Data Science Summer 2022 Capstone Project Showcase
Capstone projects are the culmination of the MIDS students’ work in the School of Information’s Master of Information and Data Science program.
Over the course of their final semester, teams of students propose and select project ideas, conduct and communicate their work, receive and provide feedback, and deliver compelling presentations along with a web-based final deliverable.
Join us for an online presentation of these capstone projects. Each team will present for twenty minutes, including Q&A.
A panel of judges will select an outstanding project for the Hal R. Varian MIDS Capstone Award.
Kyle Hamilton, MIDS ’17, taught Machine Learning at Scale for four years after graduating the MIDS program. She also served as course coordinator and acting course lead during that time. She is a three-time recipient of the Distinguished Faculty Award for this work. She is currently pursuing a Ph.D. in machine learning at Technological University Dublin in Ireland, specializing in neurosymbolic AI and natural language processing. Her research cuts across multiple disciplines at the intersection of sociolinguistics and AI, focusing on the detection and interpretation of rhetoric and propaganda in news articles. In addition to research, Kyle is also the chief innovation and data officer at iQ4, a digital talent cloud infrastructure platform that enables a skills marketplace for learning and hiring. Prior to pursuing a career in data, Kyle studied and worked as a fine artist and designer. She holds a B.F.A. from Cooper Union in NYC.

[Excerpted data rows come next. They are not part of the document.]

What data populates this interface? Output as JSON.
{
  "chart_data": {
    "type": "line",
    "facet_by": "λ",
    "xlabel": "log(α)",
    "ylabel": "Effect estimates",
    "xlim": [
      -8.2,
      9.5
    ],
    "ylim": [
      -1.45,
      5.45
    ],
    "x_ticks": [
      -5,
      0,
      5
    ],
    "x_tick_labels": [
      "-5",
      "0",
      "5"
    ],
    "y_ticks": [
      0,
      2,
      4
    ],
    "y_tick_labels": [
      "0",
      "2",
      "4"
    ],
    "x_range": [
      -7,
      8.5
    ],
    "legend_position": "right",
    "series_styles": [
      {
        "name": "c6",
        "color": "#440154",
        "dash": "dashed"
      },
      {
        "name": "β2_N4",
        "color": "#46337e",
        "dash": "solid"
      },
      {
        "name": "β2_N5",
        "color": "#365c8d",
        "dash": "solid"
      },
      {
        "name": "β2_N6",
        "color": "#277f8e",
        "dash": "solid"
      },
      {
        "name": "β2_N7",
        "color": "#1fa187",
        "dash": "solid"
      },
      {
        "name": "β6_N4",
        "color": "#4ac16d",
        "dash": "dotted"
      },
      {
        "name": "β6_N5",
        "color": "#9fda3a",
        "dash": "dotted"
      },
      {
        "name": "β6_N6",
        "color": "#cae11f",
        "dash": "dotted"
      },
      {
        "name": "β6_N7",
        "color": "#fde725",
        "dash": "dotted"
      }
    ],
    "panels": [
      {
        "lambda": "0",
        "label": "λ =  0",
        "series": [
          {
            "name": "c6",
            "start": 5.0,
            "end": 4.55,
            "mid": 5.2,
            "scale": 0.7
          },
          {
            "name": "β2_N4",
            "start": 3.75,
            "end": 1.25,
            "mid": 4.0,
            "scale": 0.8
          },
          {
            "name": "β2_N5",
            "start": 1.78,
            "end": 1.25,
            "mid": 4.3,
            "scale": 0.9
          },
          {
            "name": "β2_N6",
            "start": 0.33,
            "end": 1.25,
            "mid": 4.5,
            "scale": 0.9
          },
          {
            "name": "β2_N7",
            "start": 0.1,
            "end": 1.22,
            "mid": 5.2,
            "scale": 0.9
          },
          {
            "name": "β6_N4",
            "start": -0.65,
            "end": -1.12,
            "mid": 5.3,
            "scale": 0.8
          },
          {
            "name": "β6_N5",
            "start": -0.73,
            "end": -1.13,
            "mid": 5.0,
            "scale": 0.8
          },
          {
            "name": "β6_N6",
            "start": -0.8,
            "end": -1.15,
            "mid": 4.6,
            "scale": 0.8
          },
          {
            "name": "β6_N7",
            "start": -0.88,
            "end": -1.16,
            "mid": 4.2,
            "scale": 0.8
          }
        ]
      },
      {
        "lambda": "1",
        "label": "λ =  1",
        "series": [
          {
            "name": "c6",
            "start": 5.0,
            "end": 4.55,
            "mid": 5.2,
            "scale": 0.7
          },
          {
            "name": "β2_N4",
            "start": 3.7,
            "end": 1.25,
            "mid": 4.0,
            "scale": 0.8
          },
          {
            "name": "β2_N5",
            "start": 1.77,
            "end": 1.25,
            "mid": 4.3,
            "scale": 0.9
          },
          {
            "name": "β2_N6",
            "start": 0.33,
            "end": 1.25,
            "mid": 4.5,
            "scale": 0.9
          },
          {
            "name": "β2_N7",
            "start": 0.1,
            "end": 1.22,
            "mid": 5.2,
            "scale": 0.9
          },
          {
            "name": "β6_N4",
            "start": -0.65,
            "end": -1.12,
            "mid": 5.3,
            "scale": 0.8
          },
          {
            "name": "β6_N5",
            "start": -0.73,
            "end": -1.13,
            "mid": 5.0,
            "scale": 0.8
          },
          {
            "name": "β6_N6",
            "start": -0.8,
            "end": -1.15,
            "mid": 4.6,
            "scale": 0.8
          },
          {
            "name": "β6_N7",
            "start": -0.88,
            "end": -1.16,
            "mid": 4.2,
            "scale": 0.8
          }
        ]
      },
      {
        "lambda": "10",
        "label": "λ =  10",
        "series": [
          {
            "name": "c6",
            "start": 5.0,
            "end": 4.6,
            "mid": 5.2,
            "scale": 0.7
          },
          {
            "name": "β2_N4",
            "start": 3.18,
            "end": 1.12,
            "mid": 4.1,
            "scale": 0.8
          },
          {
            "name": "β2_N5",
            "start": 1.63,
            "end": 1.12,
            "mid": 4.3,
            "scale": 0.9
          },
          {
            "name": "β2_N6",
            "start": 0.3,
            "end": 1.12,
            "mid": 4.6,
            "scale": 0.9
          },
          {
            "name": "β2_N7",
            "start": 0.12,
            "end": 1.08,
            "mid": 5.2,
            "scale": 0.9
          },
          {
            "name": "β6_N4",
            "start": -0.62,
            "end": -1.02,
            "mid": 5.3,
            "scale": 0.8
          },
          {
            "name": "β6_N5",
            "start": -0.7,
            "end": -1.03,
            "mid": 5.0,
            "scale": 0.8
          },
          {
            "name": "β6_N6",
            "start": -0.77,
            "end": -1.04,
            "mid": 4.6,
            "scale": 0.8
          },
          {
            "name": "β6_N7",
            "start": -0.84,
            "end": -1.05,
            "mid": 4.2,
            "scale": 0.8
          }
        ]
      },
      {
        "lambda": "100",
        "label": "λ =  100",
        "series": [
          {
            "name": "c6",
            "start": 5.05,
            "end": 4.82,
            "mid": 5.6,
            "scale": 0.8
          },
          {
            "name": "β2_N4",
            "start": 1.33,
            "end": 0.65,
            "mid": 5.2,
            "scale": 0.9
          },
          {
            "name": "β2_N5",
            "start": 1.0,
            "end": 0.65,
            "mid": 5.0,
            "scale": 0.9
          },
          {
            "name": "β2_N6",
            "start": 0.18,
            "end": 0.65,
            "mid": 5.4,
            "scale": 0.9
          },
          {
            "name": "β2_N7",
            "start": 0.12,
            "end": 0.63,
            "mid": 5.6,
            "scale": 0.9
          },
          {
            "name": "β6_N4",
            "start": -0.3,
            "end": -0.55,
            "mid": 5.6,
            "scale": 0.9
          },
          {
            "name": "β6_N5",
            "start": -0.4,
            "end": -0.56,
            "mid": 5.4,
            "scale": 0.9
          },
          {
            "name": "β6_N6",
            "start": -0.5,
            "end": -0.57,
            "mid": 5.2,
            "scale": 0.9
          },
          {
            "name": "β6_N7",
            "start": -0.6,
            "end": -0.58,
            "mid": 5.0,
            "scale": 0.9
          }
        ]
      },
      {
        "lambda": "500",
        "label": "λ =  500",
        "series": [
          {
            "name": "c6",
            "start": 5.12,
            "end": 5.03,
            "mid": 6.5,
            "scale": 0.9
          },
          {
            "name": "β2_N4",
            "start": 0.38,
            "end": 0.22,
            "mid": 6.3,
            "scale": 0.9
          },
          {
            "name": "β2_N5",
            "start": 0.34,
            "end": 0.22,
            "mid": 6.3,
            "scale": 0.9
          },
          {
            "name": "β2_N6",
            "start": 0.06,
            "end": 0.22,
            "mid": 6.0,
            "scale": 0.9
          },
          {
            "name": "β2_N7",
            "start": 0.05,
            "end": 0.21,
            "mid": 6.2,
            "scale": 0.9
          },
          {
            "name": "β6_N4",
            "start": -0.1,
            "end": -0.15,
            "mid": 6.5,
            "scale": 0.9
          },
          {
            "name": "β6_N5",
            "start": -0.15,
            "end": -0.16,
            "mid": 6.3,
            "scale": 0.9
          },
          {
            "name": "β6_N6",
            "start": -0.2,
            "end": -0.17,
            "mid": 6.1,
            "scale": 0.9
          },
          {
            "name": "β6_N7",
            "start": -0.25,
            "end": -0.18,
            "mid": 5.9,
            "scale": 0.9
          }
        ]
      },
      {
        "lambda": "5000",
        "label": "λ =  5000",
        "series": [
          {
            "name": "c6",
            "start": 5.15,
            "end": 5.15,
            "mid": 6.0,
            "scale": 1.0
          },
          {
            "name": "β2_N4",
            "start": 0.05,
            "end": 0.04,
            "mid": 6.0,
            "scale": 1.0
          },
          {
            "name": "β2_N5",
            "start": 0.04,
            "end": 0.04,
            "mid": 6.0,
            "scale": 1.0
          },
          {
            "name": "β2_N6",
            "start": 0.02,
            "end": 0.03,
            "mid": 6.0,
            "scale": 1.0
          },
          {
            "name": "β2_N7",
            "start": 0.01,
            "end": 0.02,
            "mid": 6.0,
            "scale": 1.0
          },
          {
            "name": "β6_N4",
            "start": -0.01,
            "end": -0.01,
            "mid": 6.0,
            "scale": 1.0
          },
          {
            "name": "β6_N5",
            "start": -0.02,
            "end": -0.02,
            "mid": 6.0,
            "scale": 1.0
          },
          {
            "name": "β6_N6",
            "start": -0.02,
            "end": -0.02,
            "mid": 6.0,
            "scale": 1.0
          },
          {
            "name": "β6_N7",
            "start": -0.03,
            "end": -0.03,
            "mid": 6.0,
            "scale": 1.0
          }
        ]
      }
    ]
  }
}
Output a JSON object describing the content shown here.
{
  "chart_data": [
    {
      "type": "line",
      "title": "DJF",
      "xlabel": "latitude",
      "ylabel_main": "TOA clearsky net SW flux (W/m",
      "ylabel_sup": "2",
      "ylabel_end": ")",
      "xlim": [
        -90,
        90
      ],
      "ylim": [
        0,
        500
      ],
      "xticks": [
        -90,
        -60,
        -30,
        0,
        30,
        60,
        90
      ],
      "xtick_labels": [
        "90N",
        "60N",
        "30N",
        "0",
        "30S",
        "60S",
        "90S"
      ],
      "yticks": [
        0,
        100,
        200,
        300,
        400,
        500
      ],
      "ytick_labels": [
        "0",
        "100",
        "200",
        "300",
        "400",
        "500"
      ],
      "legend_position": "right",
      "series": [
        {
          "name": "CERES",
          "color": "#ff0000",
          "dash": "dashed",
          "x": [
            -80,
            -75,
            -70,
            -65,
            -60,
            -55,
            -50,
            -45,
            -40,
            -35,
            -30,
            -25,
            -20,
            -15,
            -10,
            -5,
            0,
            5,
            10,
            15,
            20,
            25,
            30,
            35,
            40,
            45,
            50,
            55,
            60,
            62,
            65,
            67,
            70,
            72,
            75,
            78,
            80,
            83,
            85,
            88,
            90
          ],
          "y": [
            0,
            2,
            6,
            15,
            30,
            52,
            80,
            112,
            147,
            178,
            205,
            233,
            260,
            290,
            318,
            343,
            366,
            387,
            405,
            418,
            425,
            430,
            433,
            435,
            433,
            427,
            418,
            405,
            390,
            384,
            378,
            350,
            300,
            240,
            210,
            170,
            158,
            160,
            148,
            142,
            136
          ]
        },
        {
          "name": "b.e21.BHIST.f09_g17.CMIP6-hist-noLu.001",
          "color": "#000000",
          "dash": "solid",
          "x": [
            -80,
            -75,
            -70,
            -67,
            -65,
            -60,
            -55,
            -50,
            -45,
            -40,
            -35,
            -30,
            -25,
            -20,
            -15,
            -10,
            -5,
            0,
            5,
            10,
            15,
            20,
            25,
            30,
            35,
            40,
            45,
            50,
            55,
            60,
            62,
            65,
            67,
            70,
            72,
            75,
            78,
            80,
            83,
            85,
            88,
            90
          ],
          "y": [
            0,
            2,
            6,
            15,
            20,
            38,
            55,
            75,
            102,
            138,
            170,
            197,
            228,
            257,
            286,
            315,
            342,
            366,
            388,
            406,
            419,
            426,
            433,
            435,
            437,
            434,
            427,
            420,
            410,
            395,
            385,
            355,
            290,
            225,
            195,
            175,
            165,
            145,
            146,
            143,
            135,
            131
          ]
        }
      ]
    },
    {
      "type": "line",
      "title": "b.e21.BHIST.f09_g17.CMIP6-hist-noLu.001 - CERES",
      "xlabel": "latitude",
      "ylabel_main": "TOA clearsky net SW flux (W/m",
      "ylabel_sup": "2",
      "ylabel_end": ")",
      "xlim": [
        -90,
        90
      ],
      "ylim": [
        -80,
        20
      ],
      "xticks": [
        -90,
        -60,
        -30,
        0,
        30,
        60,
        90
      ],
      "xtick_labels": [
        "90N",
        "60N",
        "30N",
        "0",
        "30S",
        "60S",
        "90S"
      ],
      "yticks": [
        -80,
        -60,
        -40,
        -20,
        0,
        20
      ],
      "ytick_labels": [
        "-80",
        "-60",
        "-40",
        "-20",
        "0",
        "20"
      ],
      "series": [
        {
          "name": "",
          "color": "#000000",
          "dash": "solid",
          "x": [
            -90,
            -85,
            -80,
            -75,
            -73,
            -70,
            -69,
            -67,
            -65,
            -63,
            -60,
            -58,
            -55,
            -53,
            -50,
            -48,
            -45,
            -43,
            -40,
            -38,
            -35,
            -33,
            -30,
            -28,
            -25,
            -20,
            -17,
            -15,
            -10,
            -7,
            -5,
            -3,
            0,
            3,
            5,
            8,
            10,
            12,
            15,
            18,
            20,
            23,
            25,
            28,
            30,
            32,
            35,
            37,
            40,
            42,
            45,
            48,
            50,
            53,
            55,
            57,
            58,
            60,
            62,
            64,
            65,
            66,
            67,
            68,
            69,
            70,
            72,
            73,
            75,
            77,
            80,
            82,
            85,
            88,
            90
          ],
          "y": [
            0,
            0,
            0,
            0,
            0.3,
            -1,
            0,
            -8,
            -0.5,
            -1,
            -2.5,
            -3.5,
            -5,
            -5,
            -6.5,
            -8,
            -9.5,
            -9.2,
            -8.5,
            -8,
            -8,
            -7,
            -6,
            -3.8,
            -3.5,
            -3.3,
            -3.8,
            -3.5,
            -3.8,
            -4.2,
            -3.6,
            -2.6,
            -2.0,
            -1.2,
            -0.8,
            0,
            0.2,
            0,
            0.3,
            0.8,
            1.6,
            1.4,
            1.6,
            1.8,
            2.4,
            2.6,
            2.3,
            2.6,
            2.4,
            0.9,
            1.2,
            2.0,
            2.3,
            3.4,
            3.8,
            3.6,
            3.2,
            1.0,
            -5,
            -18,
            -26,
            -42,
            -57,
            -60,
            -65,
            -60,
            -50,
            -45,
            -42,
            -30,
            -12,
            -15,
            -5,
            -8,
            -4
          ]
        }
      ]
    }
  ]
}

Dr. Marti Hearst is Head of School and professor at the UC Berkeley School of Information and a professor in the Computer Science Division. Her research encompasses user interfaces with a focus on search, information visualization with a focus on text, computational linguistics, and educational technology. She is the author of Search User Interfaces, the first academic book on that topic. She co-founded the ACM Learning@Scale conference, is a former president of the Association for Computational Linguistics, a member of the CHI Academy and the SIGIR Academy, an ACM fellow, and has received four Excellence in Teaching Awards from the students of UC Berkeley. She received her Ph.D., M.S., and B.A. degrees in computer science from UC Berkeley and was a member of the research staff at Xerox PARC.
Daniel Kent, MIDS ’19, is the director of product management for personalization at Dow Jones, which brings together world-leading data, media, membership, and intelligence solutions to power the most ambitious companies and professionals. Previously he was the lead product manager for machine learning at Glassdoor, one of the world’s largest job and recruiting sites, leading all machine learning product teams that are developing solutions to power the company’s next generation business and consumer products. He’s the co-founder of Jobwell.co, a patent-pending AI-enabled platform to help jobseekers manage all of their job applications and networking. Jobwell was recently named as one of 18 services with transformative potential to serve both sides of the labor market and boost the career prospects for millions of American workers.
Dan also founded Net Literacy.org/AI Literacy.org, a tech-oriented nonprofit focused on increasing digital and AI literacy that has donated over 44,000 computers and $14M in services. Net Literacy’s services were highlighted by the FCC in the national broadband plan presented to Congress; they received Computerworld’s 21st Century Award for creating “the most innovative application of IT to extend the distribution of digital information and access to web-based programs and services to previously underserved populations” and have been honored by two US presidents, including one in a private White House ceremony.
He has served as a judge and mentor to venture teams at UC Berkeley's LAUNCH Accelerator, The Yale School of Management Program on Entrepreneurship, and Tsai CITY Summer Fellowship and Accelerator at Yale University. Dan has a MIDS degree from the School of Information at UC Berkeley and an MBA from the Yale School of Management.
Andrew Kiruluta, MIDS ’21, leads a machine learning research group for drug discovery at Pfizer consisting of a team of data scientists developing the next generation of drugs using AI. He was previously at Novartis and Microsoft Research working on large NLP models for drug discovery pipelines. He got his Ph.D. from the University of Toronto in the field of condensed matter physics, a postdoc fellow at Cavendish Lab, Cambridge University, followed by another post-doctorate position at JILA national optics lab in Boulder, Colorado. He subsequently took a faculty position at Harvard University where he taught and conducted physics research for 15 years before joining industry in the emerging AI research space. He is also a graduate of the MIDS program at UC Berkeley.